If $3^y 2^x \equiv 1$ we have the following cases (note that if $3^y \not\equiv 1,2,4$ then we can't have $3^y 2^x \equiv 1$):
Case 3: $3^y\equiv 2^x \equiv 1$. There are $5$ cases when $2^x\equiv 1$ for each $y\in\{0,6,12\}$ so the sum of all these $y$'s is $5\cdot(0+6+12)=90$;
Case 4: $3^y \equiv 2, 4$. There are $4$ cases when $2^x\equiv 3^{-y}$ for each $y \in \{2,4,8,10\}$ so the sum of all these $y$'s is $4\cdot (2+4+8+10)=96$;
Therefore $b=c=2028+90+96=2214, a+b+c=3\cdot 2214=6642$.
With Toby Mak's great insight I give a short answer with the least amount of calculation below.
Claim: $a+b+c = (2\cdot 13^2 + 2\cdot 13+5)\cdot 18 = 6642$.
Proof: Suppose the number of $3^{12}$'s divisors congruent to $1 \pmod 7$ is $k$. First we note $2^6 \cdot 3^6 \cdot 5^6$ is one of them, with the sum of exponents equal to $18$. For any other such divisor of the form $2^x 3^y 5^z$, we have $2^{12-x} 3^{12-y} 5^{12-z} \equiv 1 \pmod 7$, therefore we have $(k-1)/2$ pairs of divisors such that the exponents sum to $36$, plus a lonesome divisor $2^6 \cdot 3^6 \cdot 5^6$, henceforth $a+b+c=36(k-1)/2 + 18 = 18k$. (We also know $\color{blue}{a=b=c=6k}$.)
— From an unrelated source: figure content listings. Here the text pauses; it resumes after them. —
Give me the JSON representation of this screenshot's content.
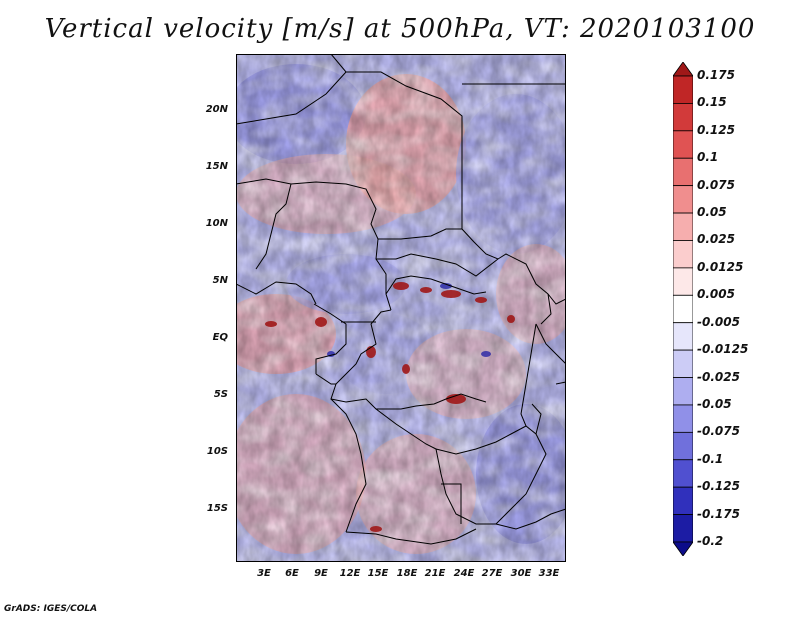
{
  "title": "Vertical velocity [m/s] at 500hPa, VT: 2020103100",
  "credit": "GrADS: IGES/COLA",
  "lat_labels": [
    "20N",
    "15N",
    "10N",
    "5N",
    "EQ",
    "5S",
    "10S",
    "15S"
  ],
  "lon_labels": [
    "3E",
    "6E",
    "9E",
    "12E",
    "15E",
    "18E",
    "21E",
    "24E",
    "27E",
    "30E",
    "33E"
  ],
  "colorbar": {
    "labels": [
      "0.175",
      "0.15",
      "0.125",
      "0.1",
      "0.075",
      "0.05",
      "0.025",
      "0.0125",
      "0.005",
      "-0.005",
      "-0.0125",
      "-0.025",
      "-0.05",
      "-0.075",
      "-0.1",
      "-0.125",
      "-0.175",
      "-0.2"
    ],
    "colors": [
      "#a01818",
      "#c02626",
      "#d23a3a",
      "#e05353",
      "#e87070",
      "#f08e8e",
      "#f6aeae",
      "#fbcdcd",
      "#fde8e8",
      "#ffffff",
      "#e6e6fb",
      "#ccccf6",
      "#aeaef0",
      "#9090e8",
      "#7070dc",
      "#5050d0",
      "#3030bc",
      "#1c1ca4",
      "#0c0c8a"
    ]
  }
}
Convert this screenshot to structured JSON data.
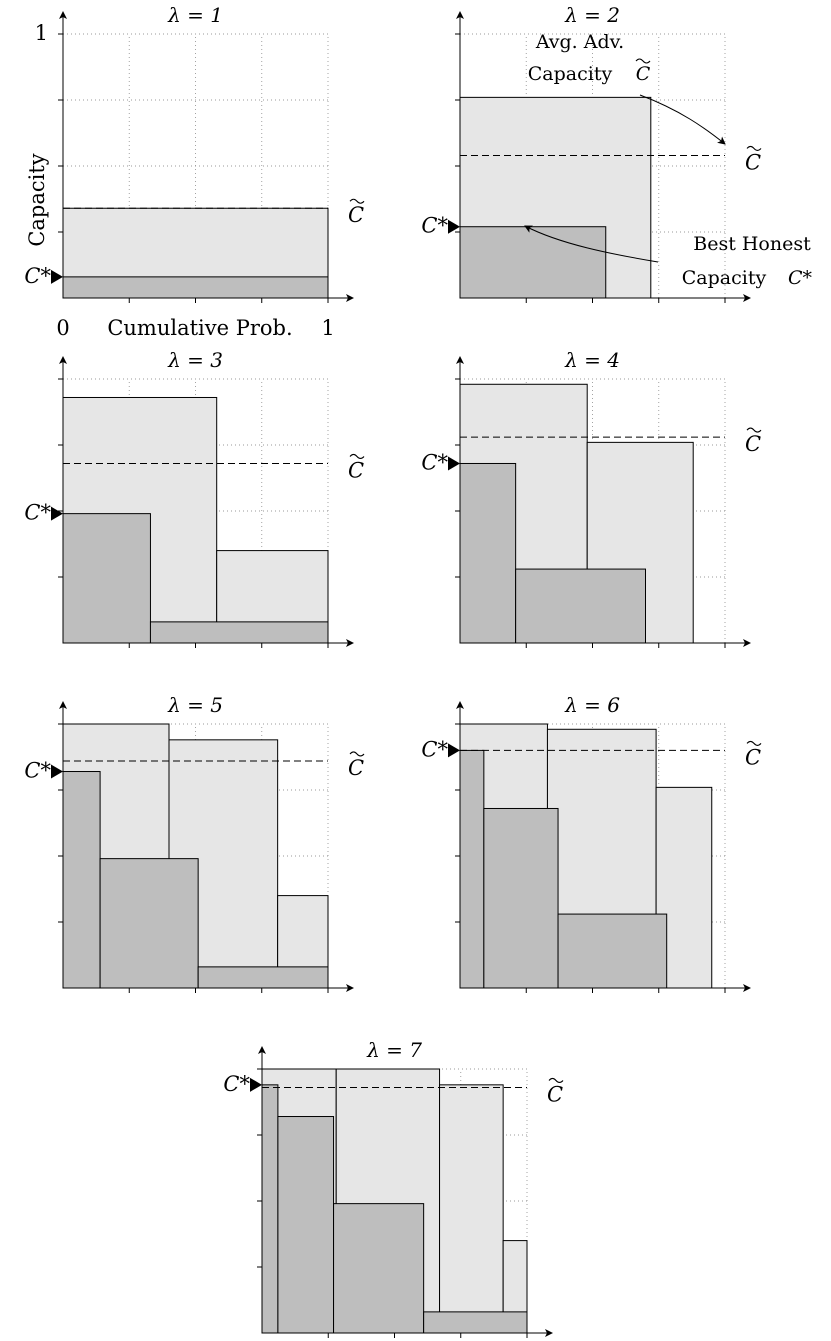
{
  "labels": {
    "ylabel": "Capacity",
    "xlabel": "Cumulative Prob.",
    "x0": "0",
    "x1": "1",
    "y1": "1",
    "ctilde": "C",
    "cstar": "C*",
    "avg_line1": "Avg. Adv.",
    "avg_line2": "Capacity",
    "best_line1": "Best Honest",
    "best_line2": "Capacity"
  },
  "chart_data": [
    {
      "type": "bar",
      "title": "λ = 1",
      "xlim": [
        0,
        1
      ],
      "ylim": [
        0,
        1
      ],
      "adversarial": [
        {
          "x0": 0,
          "x1": 1,
          "y": 0.34
        }
      ],
      "honest": [
        {
          "x0": 0,
          "x1": 1,
          "y": 0.08
        }
      ],
      "c_tilde": 0.34,
      "c_star": 0.08
    },
    {
      "type": "bar",
      "title": "λ = 2",
      "xlim": [
        0,
        1
      ],
      "ylim": [
        0,
        1
      ],
      "adversarial": [
        {
          "x0": 0,
          "x1": 0.72,
          "y": 0.76
        }
      ],
      "honest": [
        {
          "x0": 0,
          "x1": 0.55,
          "y": 0.27
        }
      ],
      "c_tilde": 0.54,
      "c_star": 0.27
    },
    {
      "type": "bar",
      "title": "λ = 3",
      "xlim": [
        0,
        1
      ],
      "ylim": [
        0,
        1
      ],
      "adversarial": [
        {
          "x0": 0,
          "x1": 0.58,
          "y": 0.93
        },
        {
          "x0": 0.58,
          "x1": 1,
          "y": 0.35
        }
      ],
      "honest": [
        {
          "x0": 0,
          "x1": 0.33,
          "y": 0.49
        },
        {
          "x0": 0.33,
          "x1": 1,
          "y": 0.08
        }
      ],
      "c_tilde": 0.68,
      "c_star": 0.49
    },
    {
      "type": "bar",
      "title": "λ = 4",
      "xlim": [
        0,
        1
      ],
      "ylim": [
        0,
        1
      ],
      "adversarial": [
        {
          "x0": 0,
          "x1": 0.48,
          "y": 0.98
        },
        {
          "x0": 0.48,
          "x1": 0.88,
          "y": 0.76
        }
      ],
      "honest": [
        {
          "x0": 0,
          "x1": 0.21,
          "y": 0.68
        },
        {
          "x0": 0.21,
          "x1": 0.7,
          "y": 0.28
        }
      ],
      "c_tilde": 0.78,
      "c_star": 0.68
    },
    {
      "type": "bar",
      "title": "λ = 5",
      "xlim": [
        0,
        1
      ],
      "ylim": [
        0,
        1
      ],
      "adversarial": [
        {
          "x0": 0,
          "x1": 0.4,
          "y": 1.0
        },
        {
          "x0": 0.4,
          "x1": 0.81,
          "y": 0.94
        },
        {
          "x0": 0.81,
          "x1": 1,
          "y": 0.35
        }
      ],
      "honest": [
        {
          "x0": 0,
          "x1": 0.14,
          "y": 0.82
        },
        {
          "x0": 0.14,
          "x1": 0.51,
          "y": 0.49
        },
        {
          "x0": 0.51,
          "x1": 1,
          "y": 0.08
        }
      ],
      "c_tilde": 0.86,
      "c_star": 0.82
    },
    {
      "type": "bar",
      "title": "λ = 6",
      "xlim": [
        0,
        1
      ],
      "ylim": [
        0,
        1
      ],
      "adversarial": [
        {
          "x0": 0,
          "x1": 0.33,
          "y": 1.0
        },
        {
          "x0": 0.33,
          "x1": 0.74,
          "y": 0.98
        },
        {
          "x0": 0.74,
          "x1": 0.95,
          "y": 0.76
        }
      ],
      "honest": [
        {
          "x0": 0,
          "x1": 0.09,
          "y": 0.9
        },
        {
          "x0": 0.09,
          "x1": 0.37,
          "y": 0.68
        },
        {
          "x0": 0.37,
          "x1": 0.78,
          "y": 0.28
        }
      ],
      "c_tilde": 0.9,
      "c_star": 0.9
    },
    {
      "type": "bar",
      "title": "λ = 7",
      "xlim": [
        0,
        1
      ],
      "ylim": [
        0,
        1
      ],
      "adversarial": [
        {
          "x0": 0,
          "x1": 0.28,
          "y": 1.0
        },
        {
          "x0": 0.28,
          "x1": 0.67,
          "y": 1.0
        },
        {
          "x0": 0.67,
          "x1": 0.91,
          "y": 0.94
        },
        {
          "x0": 0.91,
          "x1": 1,
          "y": 0.35
        }
      ],
      "honest": [
        {
          "x0": 0,
          "x1": 0.06,
          "y": 0.94
        },
        {
          "x0": 0.06,
          "x1": 0.27,
          "y": 0.82
        },
        {
          "x0": 0.27,
          "x1": 0.61,
          "y": 0.49
        },
        {
          "x0": 0.61,
          "x1": 1,
          "y": 0.08
        }
      ],
      "c_tilde": 0.93,
      "c_star": 0.94
    }
  ]
}
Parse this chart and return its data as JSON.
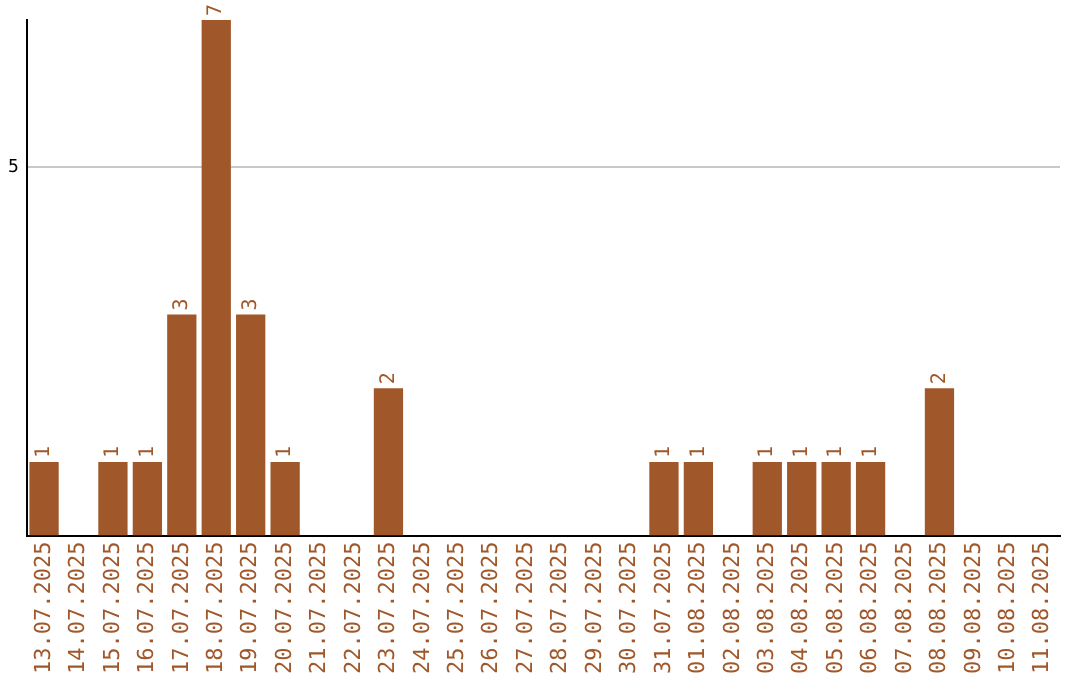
{
  "chart_data": {
    "type": "bar",
    "categories": [
      "13.07.2025",
      "14.07.2025",
      "15.07.2025",
      "16.07.2025",
      "17.07.2025",
      "18.07.2025",
      "19.07.2025",
      "20.07.2025",
      "21.07.2025",
      "22.07.2025",
      "23.07.2025",
      "24.07.2025",
      "25.07.2025",
      "26.07.2025",
      "27.07.2025",
      "28.07.2025",
      "29.07.2025",
      "30.07.2025",
      "31.07.2025",
      "01.08.2025",
      "02.08.2025",
      "03.08.2025",
      "04.08.2025",
      "05.08.2025",
      "06.08.2025",
      "07.08.2025",
      "08.08.2025",
      "09.08.2025",
      "10.08.2025",
      "11.08.2025"
    ],
    "values": [
      1,
      0,
      1,
      1,
      3,
      7,
      3,
      1,
      0,
      0,
      2,
      0,
      0,
      0,
      0,
      0,
      0,
      0,
      1,
      1,
      0,
      1,
      1,
      1,
      1,
      0,
      2,
      0,
      0,
      0
    ],
    "value_labels": [
      "1",
      null,
      "1",
      "1",
      "3",
      "7",
      "3",
      "1",
      null,
      null,
      "2",
      null,
      null,
      null,
      null,
      null,
      null,
      null,
      "1",
      "1",
      null,
      "1",
      "1",
      "1",
      "1",
      null,
      "2",
      null,
      null,
      null
    ],
    "color": "#a0572a",
    "ylim": [
      0,
      7
    ],
    "yticks": [
      5
    ],
    "grid": "y",
    "legend": false
  }
}
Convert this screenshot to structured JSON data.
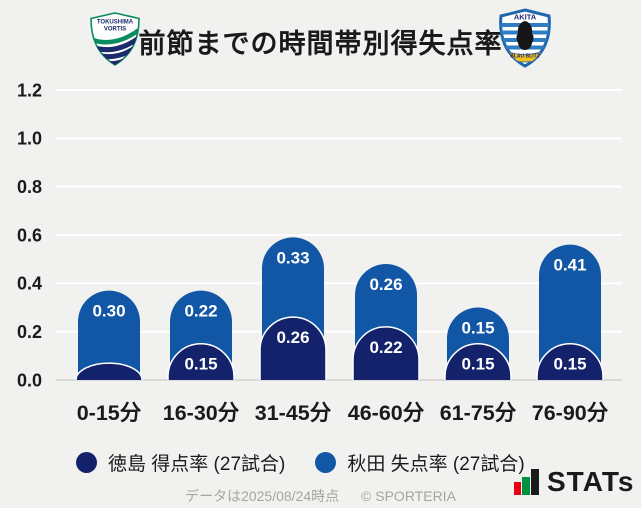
{
  "header": {
    "title": "前節までの時間帯別得失点率",
    "left_logo": {
      "line1": "TOKUSHIMA",
      "line2": "VORTIS"
    },
    "right_logo": {
      "line1": "AKITA",
      "ribbon": "BLAU BLITZ"
    }
  },
  "chart_data": {
    "type": "bar",
    "stacked": true,
    "title": "前節までの時間帯別得失点率",
    "categories": [
      "0-15分",
      "16-30分",
      "31-45分",
      "46-60分",
      "61-75分",
      "76-90分"
    ],
    "series": [
      {
        "name": "徳島 得点率 (27試合)",
        "color": "#14216b",
        "values": [
          0.07,
          0.15,
          0.26,
          0.22,
          0.15,
          0.15
        ],
        "value_labels": [
          "",
          "0.15",
          "0.26",
          "0.22",
          "0.15",
          "0.15"
        ]
      },
      {
        "name": "秋田 失点率 (27試合)",
        "color": "#1257a6",
        "values": [
          0.3,
          0.22,
          0.33,
          0.26,
          0.15,
          0.41
        ],
        "value_labels": [
          "0.30",
          "0.22",
          "0.33",
          "0.26",
          "0.15",
          "0.41"
        ]
      }
    ],
    "ylim": [
      0,
      1.2
    ],
    "yticks": [
      0,
      0.2,
      0.4,
      0.6,
      0.8,
      1.0,
      1.2
    ],
    "ytick_labels": [
      "0.0",
      "0.2",
      "0.4",
      "0.6",
      "0.8",
      "1.0",
      "1.2"
    ],
    "grid": true,
    "legend_position": "bottom",
    "colors": {
      "grid_line": "#ffffff",
      "baseline": "#d9d9d7",
      "value_label": "#ffffff",
      "axis_text": "#1a1a1a"
    }
  },
  "legend": {
    "items": [
      {
        "label": "徳島 得点率 (27試合)",
        "color": "#14216b"
      },
      {
        "label": "秋田 失点率 (27試合)",
        "color": "#1257a6"
      }
    ]
  },
  "footer": {
    "note": "データは2025/08/24時点",
    "copyright": "© SPORTERIA",
    "brand": "STATs"
  }
}
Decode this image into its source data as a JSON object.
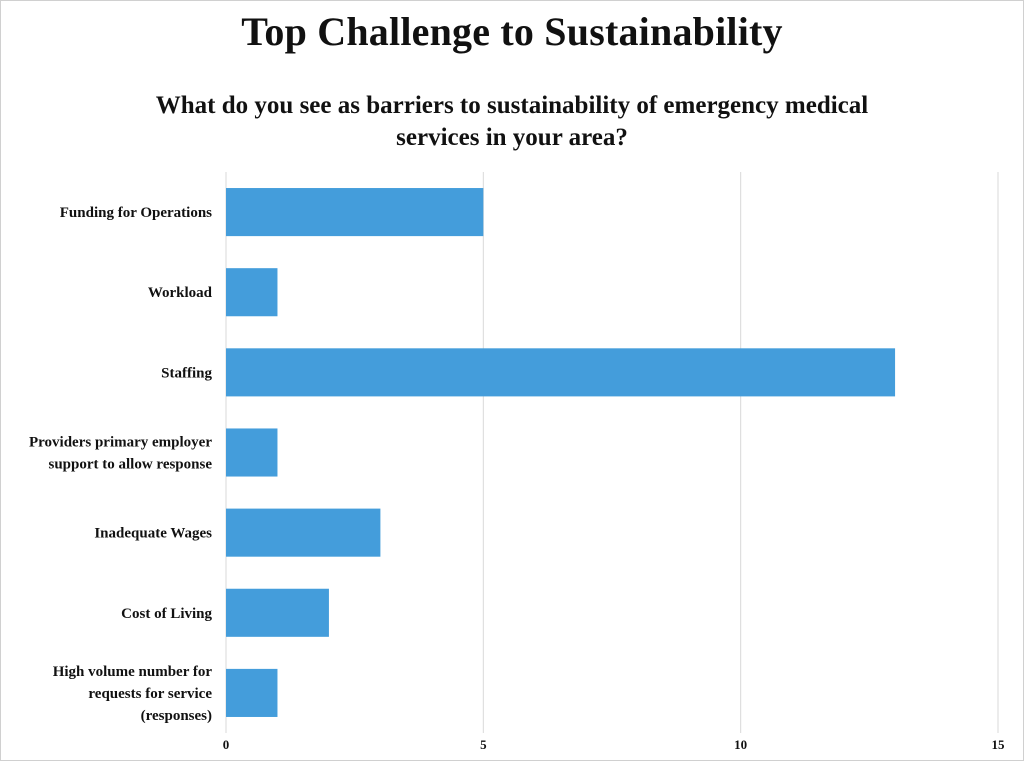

Next, for each of the $13\cdot 13$ pairs of $x,y, 0\le x,y \le 12 $, there are $2$ solutions of $z, 0\le z \le 12$ such that $5^z \equiv 2^{-x} 3^{-y} \pmod 7$, except when $2^x 3^y \equiv 1 \pmod 7$ there are $3$ solutions.
Finally, for each of the $13x$'s$, 0\le x \le 12$ there are $2$ solutions of $y$ such that $3^y \equiv 2^{-x} \pmod 7$, except when $x=0,3,6,12,15$ there are $3$ solutions. Therefore, $k=2\cdot 13^2 + 2 \cdot 13 + 5$ and we are done.